2016/08/16

8月上旬メモ①



84日(木)
前夜、『怒り新党』のコーナー「写真家・富岡畦草の次世代に託したい定点写真」に心そそられ(富岡さんは御年90歳。定点写真のパイオニアと呼ばれている方。その若々しさにも驚いた)、深夜まで見入っていたせいか少し寝不足気味。渋谷で映画を観るつもりだったが、出かけるのが億劫になり、駅前のTSUTAYA(のDVD)で我慢、ドキュメンタリー映画『ジョーのあした 辰吉丈一郎との20年』(監督・阪本順治)をチョイス。
そのDVDの前に、NHK「スタジオパークからこんにちは」内で、ゲストの石橋蓮司主演のドラマ「ふろたき大将 故郷に帰る」を観る。

「ヒロシマ8.6ドラマ」とサブタイトルがついているので、かなりシリアスなドラマかと思いきや、さにあらず。「原爆」を扱いながらも、孤独な老人とオレオレ詐欺の青年(&彼の恋人)の出会いと交流が半ばコミカルに描かれるポップなドラマ。後半、映画好きを喜ばせてくれるセリフ&シチュエーションもあり、石橋蓮司の魅力がじんわり染みてくる佳作だった。
(このドラマは、原爆投下の9年後に広島で制作された児童劇映画『ふろたき大将』の続編とのこと。その主人公の原爆孤児・宮田徳三を演じたのが、当時12歳の「石橋蓮」少年……60年の時を経て、蓮司さんが再び徳三を演じた)

映画『ジョーのあした』は、自分が抱いていたイメージどおりの「辰吉丈一郎」……父・粂二(くめじ)に男手ひとつで育てられた辰吉の、「生まれ変わっても、もう一度自分に生まれたい。
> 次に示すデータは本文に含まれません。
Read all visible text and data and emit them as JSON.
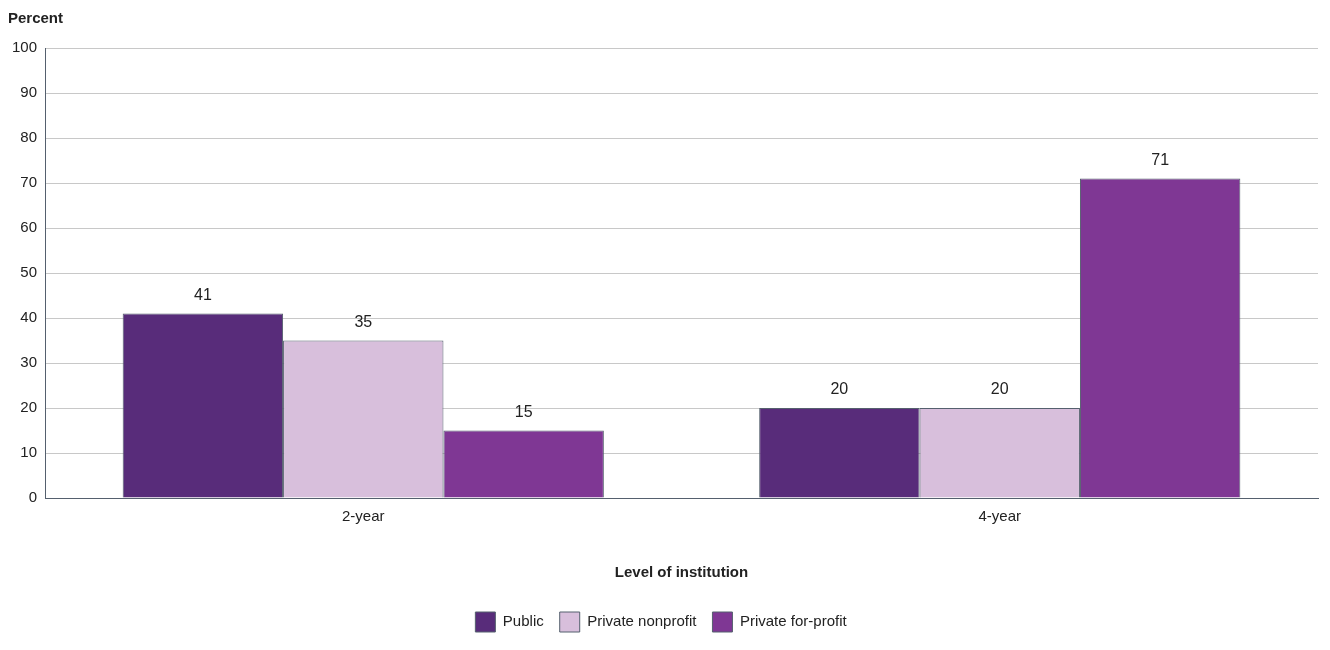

父ちゃんの子で生まれたい」と語る姿から、映画は始まる。

全盛期、自らパンチの雨に晒されることを望むかのように、ノーガードで顔を突き出して戦う一種自虐的な彼の“喧嘩ボクシング”は、愛情に飢えた幼い子どものようで痛々しく、あまり好きではなかったが、今も現役にこだわりながら自分の生き方を冷静に見つめ語るその姿は、心の壁を打ち砕いた男の優しさと静かな闘志を漂わせ、グッと人間的な魅力を増した感じ。46歳……再びリングに立つ日が来るのだろうか。

85日(金)
仕事(バイト)の前に、駅前のドトールで小1時間読書。『日本会議の研究』(著者・菅野完/扶柔社新書)を読み終えた。その「むすび」の一文が胸に重くのしかかる。

《この間、彼らは、どんな左翼・リベラル陣営よりも頻繁にデモを行い、勉強会を開催し、陳情活動を行い、署名集めをしてきた。彼らこそ、市民運動が嘲笑の対象とさえなった80年代以降の日本において、めげずに、愚直に、市民運動の王道を歩んできた人々だ。その地道な市民運動が今、「改憲」という結実を迎えようとしている。彼らが奉じる改憲プランは、「緊急事態法」しかり「家族保護条項」しかり、おおよそ民主的とも近代的とも呼べる代物ではない。むしろ本音には「明治憲法復元」を隠した、古色蒼然たるものだ。しかし彼らの手法は間違いなく、民主的だ。
私には、日本の現状は、民主主義にしっぺ返しを食らわされているように見える。
やったって意味がない。そんなのは子供のやることだ、学生じゃあるまいし……と、日本の社会が寄ってたかってさんざんバカにし、嘲笑し、足蹴にしてきた、デモ・陳情・署名・抗議集会・勉強会といった「民主的な市民運動」をやり続けていたのは、極めて非民主的な思想を持つ人々だったのだ。そして大方の「民主的な市民運動」に対する認識に反し、その運動は確実に効果を生み、安倍政権を支えるまでに成長し、国憲を改変するまでの勢力となった。このままいけば「民主的な市民運動」は日本の民主主義を殺すだろう。なんたる皮肉。これは悲喜劇ではないか!》

※ショッピングカード5%OFFの日で、駐輪場は大混雑。暑さも手伝い、キレる男が2、3人……やれやれ。